Ports to open for Mac OS X firewall

Note: The built-in Mac OS X firewall from Mac OS X v10.5 or later will not interfere with iChat. There is no need to open specific ports.

For Mac OS X v10.4 or earlier: When using the built-in Mac OS X firewall, you only need to open these ports: 5060, 5190, 5297, 5298, 5678, 16384 through 16403. If using Jabber in Mac OS X v10.4, open 5220, 5222, 5223 as well.

Tip: If you don't want to bother, a workaround is to temporarily turn off the firewall on each computer.

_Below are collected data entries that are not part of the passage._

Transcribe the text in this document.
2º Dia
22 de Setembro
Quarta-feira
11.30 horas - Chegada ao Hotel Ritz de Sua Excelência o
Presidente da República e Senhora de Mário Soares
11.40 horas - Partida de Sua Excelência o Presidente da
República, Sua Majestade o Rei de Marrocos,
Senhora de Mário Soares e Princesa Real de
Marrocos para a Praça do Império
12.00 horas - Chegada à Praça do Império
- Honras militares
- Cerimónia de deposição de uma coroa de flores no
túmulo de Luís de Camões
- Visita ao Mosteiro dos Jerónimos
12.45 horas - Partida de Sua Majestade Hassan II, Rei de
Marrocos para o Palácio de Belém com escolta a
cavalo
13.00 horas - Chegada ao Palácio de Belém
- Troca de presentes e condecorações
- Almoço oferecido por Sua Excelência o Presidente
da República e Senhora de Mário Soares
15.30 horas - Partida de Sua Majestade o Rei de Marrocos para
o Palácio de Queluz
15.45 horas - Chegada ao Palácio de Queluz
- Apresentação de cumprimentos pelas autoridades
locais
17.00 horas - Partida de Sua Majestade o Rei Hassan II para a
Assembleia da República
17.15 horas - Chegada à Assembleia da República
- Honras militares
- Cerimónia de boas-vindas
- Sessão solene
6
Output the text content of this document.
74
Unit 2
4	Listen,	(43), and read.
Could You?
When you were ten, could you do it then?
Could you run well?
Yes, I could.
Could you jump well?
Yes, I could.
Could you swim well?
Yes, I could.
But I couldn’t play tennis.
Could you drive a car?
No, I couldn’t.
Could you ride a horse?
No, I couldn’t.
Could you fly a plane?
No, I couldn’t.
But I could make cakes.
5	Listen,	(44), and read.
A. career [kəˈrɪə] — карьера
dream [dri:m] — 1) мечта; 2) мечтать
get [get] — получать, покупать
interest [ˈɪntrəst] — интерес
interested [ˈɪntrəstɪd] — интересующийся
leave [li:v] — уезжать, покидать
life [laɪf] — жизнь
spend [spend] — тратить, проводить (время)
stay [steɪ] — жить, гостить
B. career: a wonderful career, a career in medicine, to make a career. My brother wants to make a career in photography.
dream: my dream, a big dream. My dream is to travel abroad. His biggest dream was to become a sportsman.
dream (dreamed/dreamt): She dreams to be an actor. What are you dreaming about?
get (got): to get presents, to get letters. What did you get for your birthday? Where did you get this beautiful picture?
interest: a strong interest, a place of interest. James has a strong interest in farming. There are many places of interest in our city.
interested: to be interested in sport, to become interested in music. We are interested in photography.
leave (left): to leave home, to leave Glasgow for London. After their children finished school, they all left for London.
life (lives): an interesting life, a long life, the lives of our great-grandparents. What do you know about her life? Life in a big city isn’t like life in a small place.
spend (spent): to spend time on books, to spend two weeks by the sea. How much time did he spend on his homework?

To chat with the Mac OS X firewall active in Mac OS X v10.4 or earlier, follow these steps to add the necessary ports:

  1. From the Apple menu, choose System Preferences.
  2. Click Sharing.
  3. Click the Firewall tab.
  4. Click New.
  5. From the Port Name pop-up menu, choose Other.
  6. In Mac OS X 10.3.9 or earlier, in the Port Number, Range or Series field, type in the following, then go to step 7:

    5060, 5190, 5297, 5298, 5678, 16384-16403

    In Mac OS X 10.4 or later, in the TCP Port Numbers field, type (you can omit 5220, 5222, 5223 if you don't use Jabber):
    5190, 5220, 5222, 5223, 5298

    In the UDP Port Numbers field type:
    5060, 5190, 5297, 5298, 5353, 5678, 16384-16403
  7. In the Description field type in: iChat
  8. Click OK.

Ports to open for third-party firewall

If you use a third-party firewall, be sure to open these ports:

5060, 5190, 5297, 5298, 5353, 5678, and 16384 through 16403.

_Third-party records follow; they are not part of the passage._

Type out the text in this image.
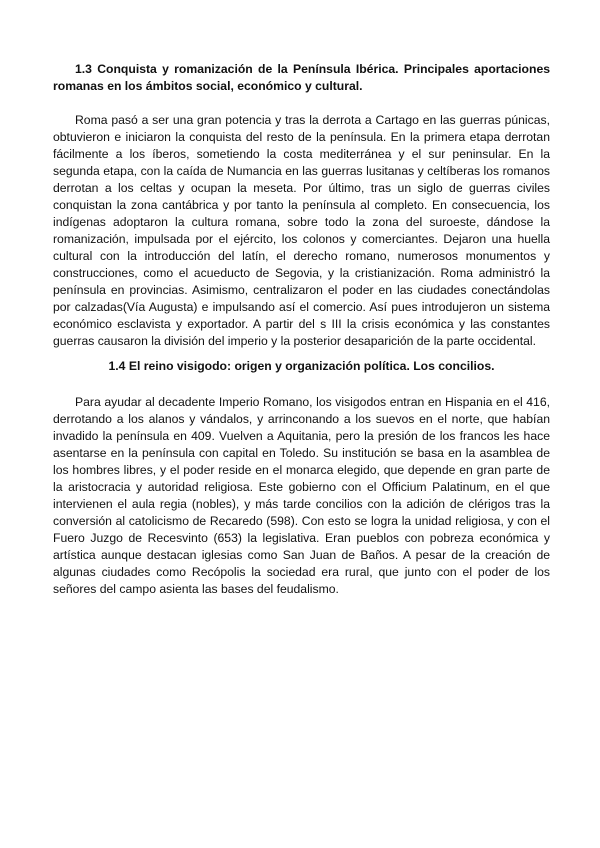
1.3 Conquista y romanización de la Península Ibérica. Principales aportaciones romanas en los ámbitos social, económico y cultural.

Roma pasó a ser una gran potencia y tras la derrota a Cartago en las guerras púnicas, obtuvieron e iniciaron la conquista del resto de la península. En la primera etapa derrotan fácilmente a los íberos, sometiendo la costa mediterránea y el sur peninsular. En la segunda etapa, con la caída de Numancia en las guerras lusitanas y celtíberas los romanos derrotan a los celtas y ocupan la meseta. Por último, tras un siglo de guerras civiles conquistan la zona cantábrica y por tanto la península al completo. En consecuencia, los indígenas adoptaron la cultura romana, sobre todo la zona del suroeste, dándose la romanización, impulsada por el ejército, los colonos y comerciantes. Dejaron una huella cultural con la introducción del latín, el derecho romano, numerosos monumentos y construcciones, como el acueducto de Segovia, y la cristianización. Roma administró la península en provincias. Asimismo, centralizaron el poder en las ciudades conectándolas por calzadas(Vía Augusta) e impulsando así el comercio. Así pues introdujeron un sistema económico esclavista y exportador. A partir del s III la crisis económica y las constantes guerras causaron la división del imperio y la posterior desaparición de la parte occidental.

1.4 El reino visigodo: origen y organización política. Los concilios.

Para ayudar al decadente Imperio Romano, los visigodos entran en Hispania en el 416, derrotando a los alanos y vándalos, y arrinconando a los suevos en el norte, que habían invadido la península en 409. Vuelven a Aquitania, pero la presión de los francos les hace asentarse en la península con capital en Toledo. Su institución se basa en la asamblea de los hombres libres, y el poder reside en el monarca elegido, que depende en gran parte de la aristocracia y autoridad religiosa. Este gobierno con el Officium Palatinum, en el que intervienen el aula regia (nobles), y más tarde concilios con la adición de clérigos tras la conversión al catolicismo de Recaredo (598). Con esto se logra la unidad religiosa, y con el Fuero Juzgo de Recesvinto (653) la legislativa. Eran pueblos con pobreza económica y artística aunque destacan iglesias como San Juan de Baños. A pesar de la creación de algunas ciudades como Recópolis la sociedad era rural, que junto con el poder de los señores del campo asienta las bases del feudalismo.
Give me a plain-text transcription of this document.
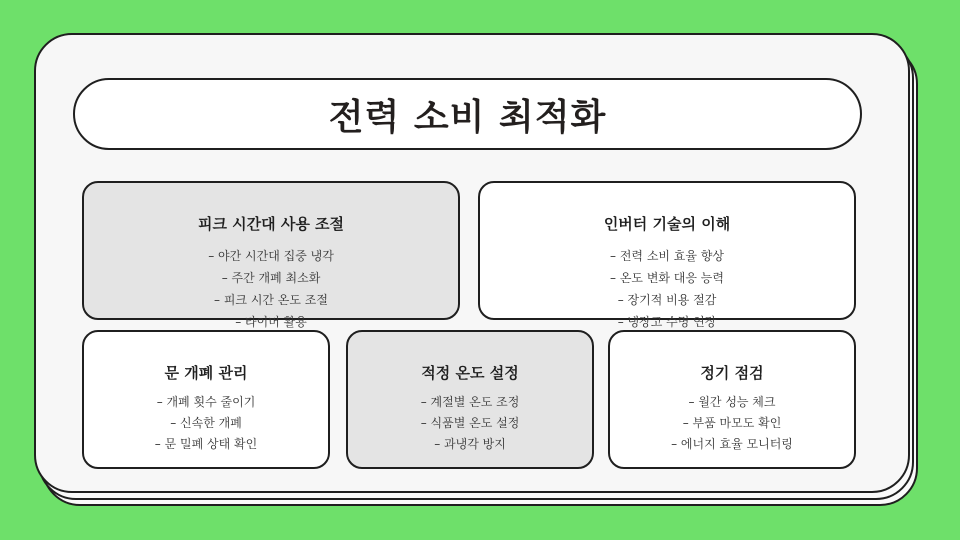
전력 소비 최적화
피크 시간대 사용 조절
– 야간 시간대 집중 냉각
– 주간 개폐 최소화
– 피크 시간 온도 조절
– 타이머 활용
인버터 기술의 이해
– 전력 소비 효율 향상
– 온도 변화 대응 능력
– 장기적 비용 절감
– 냉장고 수명 연장
문 개폐 관리
– 개폐 횟수 줄이기
– 신속한 개폐
– 문 밀폐 상태 확인
적정 온도 설정
– 계절별 온도 조정
– 식품별 온도 설정
– 과냉각 방지
정기 점검
– 월간 성능 체크
– 부품 마모도 확인
– 에너지 효율 모니터링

If that does not work, you could open all ports from 1024 through 65535 (or disable the firewall temporarily).

Advanced configuration information

More complex routers and firewalls may allow you to specify criteria such as TCP/UDP, incoming/outgoing packets, or source/destination ports. In that case you can use the following tables. Configuration A is less secure than Configuration B, but it works with a wider range of router configurations.

Configuration A

Outgoing Packets

Internal Source Port

External Destination Port

5060, 5190, 5220, 5222, 5223, 5297, 5298, 5353, 5678, 16384-16403


Incoming Packets

External Source Port

Internal Destination Port


5060, 5190, 5220, 5222, 5223, 5297, 5298, 5353, 5678, 16384-16403

Configuration B

Outgoing Packets

Internal Source Port

External Destination Port

5060, 5190, 5220, 5222, 5223, 5297, 5298, 5353, 16384-16403

5060, 5190, 5297, 5298, 5353, 5678 16384-16403

Incoming Packets

External Source Port

Internal Destination Port

5060, 5190, 5220, 5222, 5223, 5297, 5298, 5353, 5678 16384-16403

5060, 5190, 5297, 5298, 5353, 16384-16403

Learn more


  1. All iChat traffic is UDP except for ports 5190 and 5298, which need to be open for both TCP and UDP; and 5220 and 5222 and 5223, which need to be open for TCP only.
  2. Ports 5297, 5298, and 5353 are used only for local traffic. Opening these ports may be necessary for firewall software that runs on a computer, rather than on a router. These ports do not need to be open at your uplink to the Internet.
  3. The Mac OS X firewall found in the Sharing preference pane filters only TCP packets in Mac OS X 10.3.9 or earlier. For this reason, most of the ports listed here do not need to be opened at the Mac OS X firewall.
  4. Some router-specific features or configurations may interfere with iChat. This includes port mapping on either end, SIP rewriting, SIP dropping, or dynamic opening of media ports.
  5. For firewall issues specific to file transfer, see "iChat: Cannot Send or Receive a File When Firewall Is Active".
  6. The SNATMAP service on port 5678 is used to determine the external Internet address of hosts so that connections between iChat users can properly function behind network address translation (NAT). The SNATMAP service simply communicates to clients the Internet address that connected to it. This service runs on an Apple server, but does not send personal information to Apple. When certain iChat features are used, this service will be contacted. Blocking this service may cause issues with iChat connections with hosts on networks that use NAT.